All insights
AI Product Building AI Agents Architecture

Long-horizon evals test compounding behavior, not point-in-time accuracy

Hex's Metric City benchmark simulates 90 days of agent use with evolving data to measure whether the agent gets smarter over time — Day 0: 4%, Day 90: 24%

@izzymiller (Izzy Miller, Hex) — Building AI Agents for Data Analytics · · 3 connections

Izzy Miller is building “Metric City” — a long-horizon eval benchmark with a fake company (Shorelane Commerce) that simulates 90 days of operations: daily data changes, incoming tickets, and the agent accumulating knowledge. Day 0 accuracy: ~4%. Day 90 with Sonnet 4.6: 24% (target: 100% if the agent demonstrates ideal compounding behavior). Plans to open-source it.

Most data benchmarks test SQL syntax or needle-in-a-haystack retrieval — what Izzy calls “syntactic” evaluation. The actually interesting thing is “behavioral” evaluation: does the agent exhibit analytical skepticism? His favorite failing eval: “I introduced a fan-out bug making every AE look like they’re at 900%+ quota. Every agent says ‘best quarter ever!’ None catch the bug. But if you then say ‘that doesn’t seem right,’ it takes 10 seconds.” This gap between capability and skepticism is the frontier.

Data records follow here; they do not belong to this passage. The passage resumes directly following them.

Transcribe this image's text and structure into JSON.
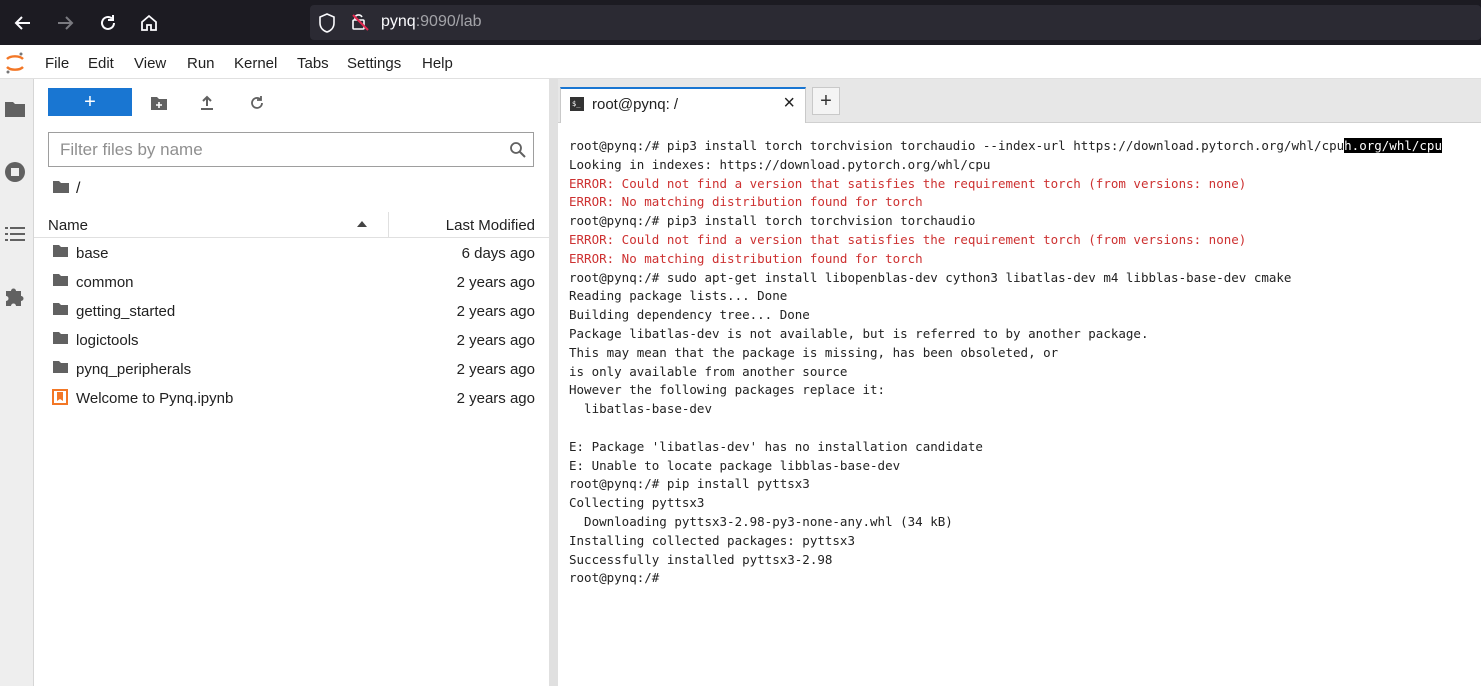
{
  "browser": {
    "url_host": "pynq",
    "url_rest": ":9090/lab"
  },
  "menu": [
    "File",
    "Edit",
    "View",
    "Run",
    "Kernel",
    "Tabs",
    "Settings",
    "Help"
  ],
  "filebrowser": {
    "new_label": "+",
    "filter_placeholder": "Filter files by name",
    "breadcrumb": "/",
    "col_name": "Name",
    "col_modified": "Last Modified",
    "files": [
      {
        "name": "base",
        "modified": "6 days ago",
        "type": "folder"
      },
      {
        "name": "common",
        "modified": "2 years ago",
        "type": "folder"
      },
      {
        "name": "getting_started",
        "modified": "2 years ago",
        "type": "folder"
      },
      {
        "name": "logictools",
        "modified": "2 years ago",
        "type": "folder"
      },
      {
        "name": "pynq_peripherals",
        "modified": "2 years ago",
        "type": "folder"
      },
      {
        "name": "Welcome to Pynq.ipynb",
        "modified": "2 years ago",
        "type": "notebook"
      }
    ]
  },
  "tab": {
    "label": "root@pynq: /",
    "close": "×",
    "add": "+"
  },
  "terminal": {
    "highlight": "h.org/whl/cpu",
    "lines": [
      {
        "text": "root@pynq:/# pip3 install torch torchvision torchaudio --index-url https://download.pytorch.org/whl/cpu",
        "kind": "normal"
      },
      {
        "text": "Looking in indexes: https://download.pytorch.org/whl/cpu",
        "kind": "normal"
      },
      {
        "text": "ERROR: Could not find a version that satisfies the requirement torch (from versions: none)",
        "kind": "err"
      },
      {
        "text": "ERROR: No matching distribution found for torch",
        "kind": "err"
      },
      {
        "text": "root@pynq:/# pip3 install torch torchvision torchaudio",
        "kind": "normal"
      },
      {
        "text": "ERROR: Could not find a version that satisfies the requirement torch (from versions: none)",
        "kind": "err"
      },
      {
        "text": "ERROR: No matching distribution found for torch",
        "kind": "err"
      },
      {
        "text": "root@pynq:/# sudo apt-get install libopenblas-dev cython3 libatlas-dev m4 libblas-base-dev cmake",
        "kind": "normal"
      },
      {
        "text": "Reading package lists... Done",
        "kind": "normal"
      },
      {
        "text": "Building dependency tree... Done",
        "kind": "normal"
      },
      {
        "text": "Package libatlas-dev is not available, but is referred to by another package.",
        "kind": "normal"
      },
      {
        "text": "This may mean that the package is missing, has been obsoleted, or",
        "kind": "normal"
      },
      {
        "text": "is only available from another source",
        "kind": "normal"
      },
      {
        "text": "However the following packages replace it:",
        "kind": "normal"
      },
      {
        "text": "  libatlas-base-dev",
        "kind": "normal"
      },
      {
        "text": "",
        "kind": "normal"
      },
      {
        "text": "E: Package 'libatlas-dev' has no installation candidate",
        "kind": "normal"
      },
      {
        "text": "E: Unable to locate package libblas-base-dev",
        "kind": "normal"
      },
      {
        "text": "root@pynq:/# pip install pyttsx3",
        "kind": "normal"
      },
      {
        "text": "Collecting pyttsx3",
        "kind": "normal"
      },
      {
        "text": "  Downloading pyttsx3-2.98-py3-none-any.whl (34 kB)",
        "kind": "normal"
      },
      {
        "text": "Installing collected packages: pyttsx3",
        "kind": "normal"
      },
      {
        "text": "Successfully installed pyttsx3-2.98",
        "kind": "normal"
      },
      {
        "text": "root@pynq:/#",
        "kind": "normal"
      }
    ]
  },
  "colors": {
    "accent": "#1976d2",
    "error_text": "#cd3131",
    "logo": "#f37726"
  }
}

This extends Evals are the gradient signal for harness engineering — the same data quality rigor from ML training applies into a temporal dimension — static evals measure the harness at one point, but Metric City measures the learning trajectory. It also provides a concrete implementation of Holdout eval sets are the generalization gate for autonomous harness optimization — without them, the loop overfits at the platform level: the simulated 90-day data stream is a holdout set that can’t be gamed by prompt engineering. The methodology validates The trace→eval→harness flywheel compounds agent quality — every production interaction generates its own training data — the eval literally measures whether the trace-to-improvement flywheel works.